Pan Am Flight 103 Air Crash Investigation And Other Fallen Passenger Aircraft

By Tanisha Berg


In the same way people from the Baby Boomer generation all remember where they were the day John F. Kennedy was killed, later generations know exactly what they were doing when it was announced that a passenger airliner had crashed into the small Scottish town of Lockerbie, killing 259 passengers and crew along with 11 people on the ground. Years later, the Libyan government acknowledged its responsibility for the tragedy. What a lot of people do not know, the Pan Am Flight 103 air crash investigation revealed that the airline was guilty of wilful misconduct for not matching up each piece of luggage with the correct passenger.

There had been no suggestion that there was a fault with the plane before it took off from Frankfurt. There was other evidence that the plane had been brought down by an explosive device from within. Bombs, which are typically placed in the baggage hold, are not the only external threat to which airline passengers are exposed.

It is not always a bomb that brings a commercial passenger airliner crashing to the ground. Since the 1940s, passenger aircraft have been shot down using major artillery. Not a decade has gone by since then without at least one report of an airliner being brought down in this way.

The cause of a 2007 Balad crash which involved an Antonov An-26 airliner, leaving 34 people dead and one seriously injured, remains in dispute. The incident occurred when the plane was attempting to land at an American military base in Balad, Iraq. While the official explanation is that the plane went down in bad weather, there are those who claim it was shot down by a missile.

In 1993, three Transair Georgia airliners were shot down within three days of each other during the month of September.
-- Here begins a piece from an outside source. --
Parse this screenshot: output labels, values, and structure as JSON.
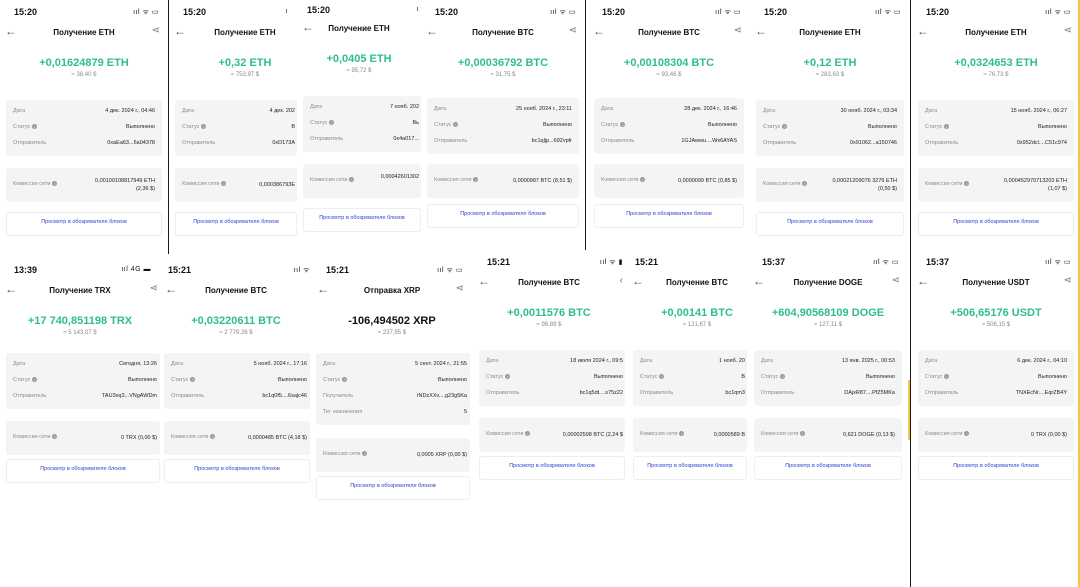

On September 21, a flight from Sochi in Russia was hit by a surface-to-air missile and crashed into the Black Sea. All five crew and 22 passengers were killed. On September 22, another airliner, reportedly carrying soldiers from the Georgian army, was shot down and crashed on the runway. Of 132 souls on board, 108 perished. The last crash, on September 23, was the result of an artillery or mortar attack as passengers were boarding. A crew member was killed.

An Iranian Air Force C-130, carrying Iranian embassy staff, was shot down in 1994 by American military forces. All 19 passengers and 13 crew, perished. That same year, the presidents of the African states of Burundi and Rwanda were reportedly shot down in the same plane near the Rwandan capital. The plane is believed to have been shot down by rocket fire.

The deadliest crash involving a DC-9-10/15 series aircraft occurred in 1980, when a plane carrying 81 people crashed into the Tyrrhenian Sea near the Italian island of Ustica off the coast of Naples. The President of Italy at the time blamed the French. In 2013, an Italian criminal court ruled that it was abundantly clear the flight had been terminated by a missile.

The earliest incident on record was a Finnish civilian transport that was shot down between Tallinn in Estonia on its way to Helsinki, Finland. This attack took place on June 14, 1940, three months after what was called the Winter War. The plane was shot down by two Soviet torpedo bombers.